Весь день флот настойчиво сопровождался крейсером «Бреслау». При подходе к Севастополю он безрезультатно обстрелял шестой дивизион миноносцев, отделившийся от флота. С дистанции около 100 каб. с линейных кораблей было сделано несколько выстрелов, легших недолетом; «Бреслау» повернул и удалился.
– Мишка, держись! – крикнул зачем-то Василий приятелю, хоть тот и без того, надо полагать, держался изо всех сил. Двумя руками. За рыжие волосы «телеграфиста».
Как друг Мишка очутился здесь, на Екатерининской и на подножке «Руссо-Балта», некогда было даже догадываться.
Автомобиль, с ходу перескочив плиты бордюра, тяжело ударил дугой бампера в коновязь, брызнул стеклом фар и засвистел, как чайник на плите, – струя пара вырвалась из-под сорванной крышки радиатора. Со свистом и хрипением пара спорил истошный вопль электрического клаксона. Мишка кувыркнулся за белое жестяное крыло, выпустил из рук волосы Бархатова, но с торжествующим, индейским каким-то, воплем и двумя трофейными клоками рыжих косм.

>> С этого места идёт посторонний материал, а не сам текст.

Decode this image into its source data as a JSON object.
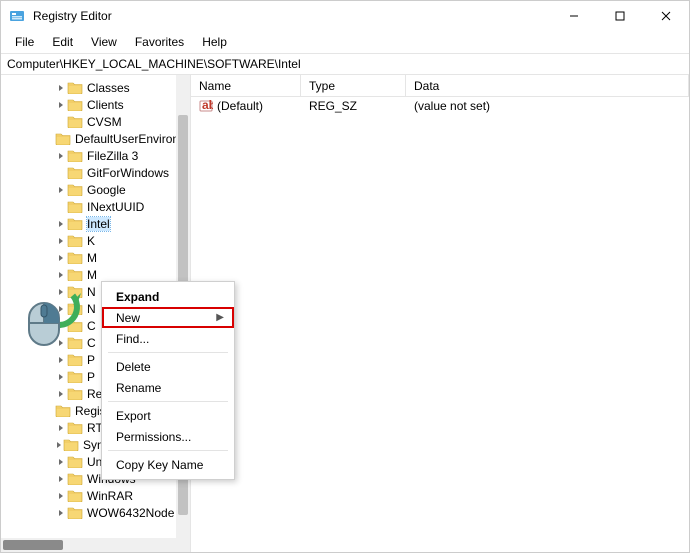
{
  "window": {
    "title": "Registry Editor"
  },
  "menu": {
    "file": "File",
    "edit": "Edit",
    "view": "View",
    "favorites": "Favorites",
    "help": "Help"
  },
  "address": {
    "path": "Computer\\HKEY_LOCAL_MACHINE\\SOFTWARE\\Intel"
  },
  "tree": {
    "items": [
      {
        "label": "Classes",
        "depth": 3
      },
      {
        "label": "Clients",
        "depth": 3
      },
      {
        "label": "CVSM",
        "depth": 3,
        "noCaret": true
      },
      {
        "label": "DefaultUserEnvironment",
        "depth": 3,
        "noCaret": true
      },
      {
        "label": "FileZilla 3",
        "depth": 3
      },
      {
        "label": "GitForWindows",
        "depth": 3,
        "noCaret": true
      },
      {
        "label": "Google",
        "depth": 3
      },
      {
        "label": "INextUUID",
        "depth": 3,
        "noCaret": true
      },
      {
        "label": "Intel",
        "depth": 3,
        "selected": true
      },
      {
        "label": "K",
        "depth": 3
      },
      {
        "label": "M",
        "depth": 3
      },
      {
        "label": "M",
        "depth": 3
      },
      {
        "label": "N",
        "depth": 3
      },
      {
        "label": "N",
        "depth": 3
      },
      {
        "label": "C",
        "depth": 3
      },
      {
        "label": "C",
        "depth": 3
      },
      {
        "label": "P",
        "depth": 3
      },
      {
        "label": "P",
        "depth": 3
      },
      {
        "label": "Realtek",
        "depth": 3
      },
      {
        "label": "RegisteredApplications",
        "depth": 3,
        "noCaret": true
      },
      {
        "label": "RTLSetup",
        "depth": 3
      },
      {
        "label": "SyncIntegrationClients",
        "depth": 3
      },
      {
        "label": "Unity Technologies",
        "depth": 3
      },
      {
        "label": "Windows",
        "depth": 3
      },
      {
        "label": "WinRAR",
        "depth": 3
      },
      {
        "label": "WOW6432Node",
        "depth": 3
      }
    ]
  },
  "list": {
    "headers": {
      "name": "Name",
      "type": "Type",
      "data": "Data"
    },
    "rows": [
      {
        "name": "(Default)",
        "type": "REG_SZ",
        "data": "(value not set)"
      }
    ]
  },
  "context": {
    "expand": "Expand",
    "new": "New",
    "find": "Find...",
    "delete": "Delete",
    "rename": "Rename",
    "export": "Export",
    "permissions": "Permissions...",
    "copykey": "Copy Key Name"
  }
}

К чести штабс-капитана, он не орал, хотя раскраснелся так, что даже в золотистом сумраке фонаря у ворот его искаженное лицо казалось оттиском на сургуче. Тем не менее раненую руку с парабеллумом подлый шпион уже перенес за борт автомобиля…
Передние сиденья зауженного ландо «Руссо-Балта» были довольно тесны, но, сам не зная как – то есть как в детстве, – Васька умудрился подтянуть колени к подбородку, развернуться на кожаном сиденье в сторону штабс-капитана и…
Удар двумя ногами в грудь Бархатова пробудил в нем что-то похожее на невнятный возглас раздражения: мол, «какого черта?!», но вышиб его с шоферского места и распахнул за спиной дверцу.
«Телеграфист» пропал раньше, чем Михаил Василиади нашелся под клыкастым бампером «Руссо-Балта» ругающимся самым постыдным образом.
На подбородок его из уголка рта змеилась темная бороздка, блеснувшая на свету красным. Так что сразу стало как-то не до преследования штабс-капитана Бархатова, хоть и понятно было с первого взгляда, что скрылся подлый предатель, или хуже – коварный шпион – за калиткой в железных воротах, окантованных рядами клепок.
Калитка все еще повизгивала в петлях.